但入乡随俗,这几年在上泉村她也学会了收敛着。
姚铁柱哼了一声:
“能有啥事儿?一个个求人办事,搞得好像人家求着他们似的!而且,如今咱们村,可是女人最多,还都是些老娘们儿。你别怕,那些人,翻不起风浪。咱们悄悄找知姐儿去。”
姚婶儿眼睛一亮,忍不住在自家男人胳膊上拍了一下:
“要不说,还是你最了解我呢!”
姚铁柱被这一记铁砂掌,拍得龇牙咧嘴的:
“媳妇儿,咱能轻点儿吗?你男人胳膊都差点儿让你给撅折了!”
姚婶儿“嘿嘿”只是笑。
姚铁柱也只是看着媳妇儿的笑脸,笑得见牙不见眼的。
他就乐意看他媳妇儿笑。
瞧瞧,多好看!
他多看几眼,都觉得这冬天都没那么冷了,心里还觉得暖和和的。
易知知走出仓房后,走得并不快。
姚铁柱两口子很快便追上了:
“知姐儿,等等我!”
易知知回头,只见姚婶儿两口子朝她小跑过来。
沈二叔也正大踏步地朝这边走来。
跟他一起的是齐致远。
后面还有好几家的婶子、媳妇儿。
他们脸上都带着灿烂的笑容。
易知知疑惑地看着这群“大军”:“这是……结束了?”
“啥结束了?”姚婶儿已经跑到了易知知身边。
听见这话,一脸疑惑。
易知知更疑惑:“仓房的讨论啊。

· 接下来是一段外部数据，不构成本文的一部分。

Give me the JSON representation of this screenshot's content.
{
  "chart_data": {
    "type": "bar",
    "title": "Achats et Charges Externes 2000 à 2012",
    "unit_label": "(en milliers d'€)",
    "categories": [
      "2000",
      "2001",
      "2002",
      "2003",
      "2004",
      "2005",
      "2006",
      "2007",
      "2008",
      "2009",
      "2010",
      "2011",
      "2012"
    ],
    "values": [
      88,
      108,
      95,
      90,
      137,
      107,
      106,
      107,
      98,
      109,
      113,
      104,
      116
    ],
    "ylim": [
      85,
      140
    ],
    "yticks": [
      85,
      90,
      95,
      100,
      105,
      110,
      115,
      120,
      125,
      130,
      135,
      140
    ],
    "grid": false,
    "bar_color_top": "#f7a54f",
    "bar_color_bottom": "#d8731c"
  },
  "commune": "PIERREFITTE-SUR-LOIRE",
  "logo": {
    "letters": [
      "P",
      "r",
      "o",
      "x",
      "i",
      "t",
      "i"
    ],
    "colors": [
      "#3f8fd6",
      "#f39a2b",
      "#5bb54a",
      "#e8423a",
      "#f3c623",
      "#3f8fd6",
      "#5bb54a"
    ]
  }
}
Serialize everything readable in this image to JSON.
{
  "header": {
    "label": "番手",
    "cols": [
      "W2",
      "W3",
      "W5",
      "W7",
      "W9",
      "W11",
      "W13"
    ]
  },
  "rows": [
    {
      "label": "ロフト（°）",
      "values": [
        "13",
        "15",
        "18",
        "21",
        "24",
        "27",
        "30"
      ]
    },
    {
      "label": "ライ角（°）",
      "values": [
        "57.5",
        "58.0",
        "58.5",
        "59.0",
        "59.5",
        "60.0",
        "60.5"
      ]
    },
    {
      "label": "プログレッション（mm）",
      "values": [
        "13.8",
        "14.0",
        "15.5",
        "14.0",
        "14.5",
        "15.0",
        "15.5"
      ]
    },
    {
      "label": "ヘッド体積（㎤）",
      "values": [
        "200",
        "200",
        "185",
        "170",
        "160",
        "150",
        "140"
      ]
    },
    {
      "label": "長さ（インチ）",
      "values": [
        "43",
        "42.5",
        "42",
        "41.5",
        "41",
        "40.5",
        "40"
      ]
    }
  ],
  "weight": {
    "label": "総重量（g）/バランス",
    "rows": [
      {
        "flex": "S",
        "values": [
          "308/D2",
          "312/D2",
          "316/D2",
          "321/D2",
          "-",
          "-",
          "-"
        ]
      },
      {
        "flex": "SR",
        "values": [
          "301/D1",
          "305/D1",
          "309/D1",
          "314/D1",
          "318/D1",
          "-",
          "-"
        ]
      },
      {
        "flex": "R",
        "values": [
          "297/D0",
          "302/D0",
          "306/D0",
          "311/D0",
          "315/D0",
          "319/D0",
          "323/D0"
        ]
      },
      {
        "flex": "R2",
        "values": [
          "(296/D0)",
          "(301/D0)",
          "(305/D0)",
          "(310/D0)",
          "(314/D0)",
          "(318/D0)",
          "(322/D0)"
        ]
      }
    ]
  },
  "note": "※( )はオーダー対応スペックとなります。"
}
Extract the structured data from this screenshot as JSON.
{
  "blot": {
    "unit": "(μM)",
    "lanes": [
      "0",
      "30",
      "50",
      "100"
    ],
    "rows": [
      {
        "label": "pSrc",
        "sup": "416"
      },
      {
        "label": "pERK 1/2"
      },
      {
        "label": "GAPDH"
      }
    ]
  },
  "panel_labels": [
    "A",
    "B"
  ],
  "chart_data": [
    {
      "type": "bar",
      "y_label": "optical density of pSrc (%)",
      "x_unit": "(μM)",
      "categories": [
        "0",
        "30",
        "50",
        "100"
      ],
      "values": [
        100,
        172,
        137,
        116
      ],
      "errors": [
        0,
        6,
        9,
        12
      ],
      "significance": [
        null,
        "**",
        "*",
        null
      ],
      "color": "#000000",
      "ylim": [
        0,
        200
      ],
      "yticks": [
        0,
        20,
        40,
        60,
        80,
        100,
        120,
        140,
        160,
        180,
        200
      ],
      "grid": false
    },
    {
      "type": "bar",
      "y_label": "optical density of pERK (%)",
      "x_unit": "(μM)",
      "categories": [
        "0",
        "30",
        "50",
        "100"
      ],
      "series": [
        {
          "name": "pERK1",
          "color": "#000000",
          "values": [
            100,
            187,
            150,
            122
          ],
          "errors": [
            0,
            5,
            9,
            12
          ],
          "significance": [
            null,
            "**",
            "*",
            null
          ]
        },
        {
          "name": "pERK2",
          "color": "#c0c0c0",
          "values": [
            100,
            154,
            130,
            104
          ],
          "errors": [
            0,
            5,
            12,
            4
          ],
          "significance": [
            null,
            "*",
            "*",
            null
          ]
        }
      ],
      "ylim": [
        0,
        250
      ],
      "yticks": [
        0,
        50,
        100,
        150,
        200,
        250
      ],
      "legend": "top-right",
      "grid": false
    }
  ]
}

”
她抬了抬下颌,示意姚婶儿往后看。
齐致远面上带着淡淡地笑,回答:
“没结束,不过也跟结束差不多了。那边吵起来了。那几个倚老卖老的,被村长家老爷子训了。”
易知知一脸好奇:
“怎么突然吵起来了?”
沈二叔没忍住笑起来:
“还能因为啥?你一走,铁柱哥护着嫂子就走了。致远直接来了一句‘看来这村里的事儿只需要几位老人做主就好,没我们的事儿,就先回去了。我这个从女人屁股底下出来的东西配不上听这些’。
“这话一出,那几个老的脸色都变了。哈哈哈!你是没看见,村长家老爷子是这个!训那些狗屁倒灶的,跟训孙子似的!”
沈二叔竖了个大拇指,满脸都是对村长家老爷子的崇拜。